Abstract
Conclusion
Trauma to the exposed intestines brings about a certain vasomotor response in the blood vessels of the periphery, and this response is a vaso-constriction. This change begins almost immediately that the intestines are disturbed and continues as long as the stimulation is applied.
This reflex vaso-constriction in the peripheral vessels is an important factor in maintaining the blood pressure in cases of gradually developing shock from intestinal trauma, overcoming the blood pressure lowering effect of the splanchnic dilatation. It is shown that whenever the intestinal irritation is not accompanied by vaso-constriction of the peripheral vessels, the blood pressure tends to fall. Whenever the vaso-constriction is present but slightly, the blood pressure shows itself to be better maintained.
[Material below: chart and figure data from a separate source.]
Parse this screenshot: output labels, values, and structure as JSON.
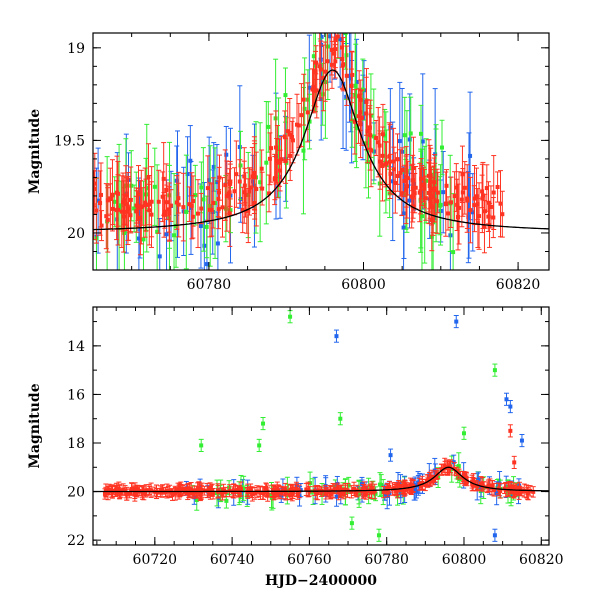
{
  "chart_data": [
    {
      "type": "scatter",
      "panel": "top",
      "xlabel": "",
      "ylabel": "Magnitude",
      "xlim": [
        60765,
        60824
      ],
      "ylim": [
        20.2,
        18.92
      ],
      "y_inverted": true,
      "x_ticks": [
        60780,
        60800,
        60820
      ],
      "x_tick_labels": [
        "60780",
        "60800",
        "60820"
      ],
      "y_ticks": [
        19,
        19.5,
        20
      ],
      "y_tick_labels": [
        "19",
        "19.5",
        "20"
      ],
      "series": [
        {
          "color": "#2266ee",
          "x_range": [
            60765,
            60815
          ],
          "baseline": 19.85,
          "count": 70
        },
        {
          "color": "#33ee33",
          "x_range": [
            60765,
            60813
          ],
          "baseline": 19.65,
          "count": 85
        },
        {
          "color": "#ff3322",
          "x_range": [
            60765,
            60818
          ],
          "baseline": 19.85,
          "count": 260
        }
      ],
      "model_curve": {
        "type": "line",
        "color": "#000000",
        "peak_x": 60796,
        "peak_mag": 19.12,
        "base_mag": 20.0,
        "width_days": 4.5
      }
    },
    {
      "type": "scatter",
      "panel": "bottom",
      "xlabel": "HJD−2400000",
      "ylabel": "Magnitude",
      "xlim": [
        60704,
        60822
      ],
      "ylim": [
        22.2,
        12.4
      ],
      "y_inverted": true,
      "x_ticks": [
        60720,
        60740,
        60760,
        60780,
        60800,
        60820
      ],
      "x_tick_labels": [
        "60720",
        "60740",
        "60760",
        "60780",
        "60800",
        "60820"
      ],
      "y_ticks": [
        14,
        16,
        18,
        20,
        22
      ],
      "y_tick_labels": [
        "14",
        "16",
        "18",
        "20",
        "22"
      ],
      "outliers": [
        {
          "color": "#33ee33",
          "x": 60755,
          "y": 12.8
        },
        {
          "color": "#2266ee",
          "x": 60767,
          "y": 13.6
        },
        {
          "color": "#2266ee",
          "x": 60798,
          "y": 13.0
        },
        {
          "color": "#33ee33",
          "x": 60808,
          "y": 15.0
        },
        {
          "color": "#33ee33",
          "x": 60768,
          "y": 17.0
        },
        {
          "color": "#33ee33",
          "x": 60748,
          "y": 17.2
        },
        {
          "color": "#2266ee",
          "x": 60811,
          "y": 16.2
        },
        {
          "color": "#2266ee",
          "x": 60812,
          "y": 16.5
        },
        {
          "color": "#2266ee",
          "x": 60815,
          "y": 17.9
        },
        {
          "color": "#33ee33",
          "x": 60747,
          "y": 18.1
        },
        {
          "color": "#33ee33",
          "x": 60732,
          "y": 18.1
        },
        {
          "color": "#2266ee",
          "x": 60781,
          "y": 18.5
        },
        {
          "color": "#33ee33",
          "x": 60800,
          "y": 17.6
        },
        {
          "color": "#2266ee",
          "x": 60808,
          "y": 21.8
        },
        {
          "color": "#33ee33",
          "x": 60778,
          "y": 21.8
        },
        {
          "color": "#33ee33",
          "x": 60771,
          "y": 21.3
        },
        {
          "color": "#ff3322",
          "x": 60812,
          "y": 17.5
        },
        {
          "color": "#ff3322",
          "x": 60813,
          "y": 18.8
        }
      ]
    }
  ]
}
When the vaso-motor centers can bring about a marked vaso-constriction, the tendency towards the maintenance of the general blood pressure is greater, and in some cases there is actual raising of blood pressure.
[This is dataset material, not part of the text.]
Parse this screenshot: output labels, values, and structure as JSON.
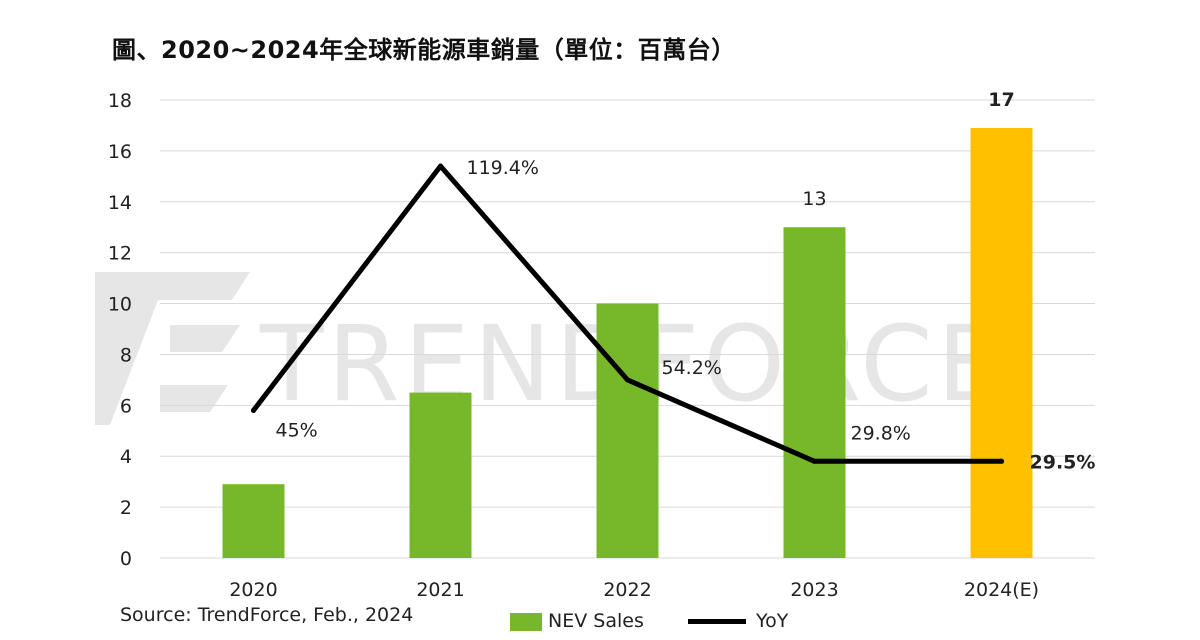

Since there is no reason to suppose that the vaso-constrictor center is the variable factor in the difference of vaso-constrictor effect which was obtained, it is reasonable to assume that the results are to be explained by the variation of the normal degree of vaso-constriction present in the periphery at the inception of the experiment. If the vessels mere dilated, then reflex constriction could occur to a great extent and aid in the retention of normal blood pressure. If, on the other hand, the peripheral vessels were well constricted, further constriction from trauma would be impossible and the compensatory effect being absent, the blood pressure would fall.
In other words, the effect of intestinal trauma upon blood pressure is determined by the relative degree of constriction or dilatation which exists in the periphery at the inception of the procedure.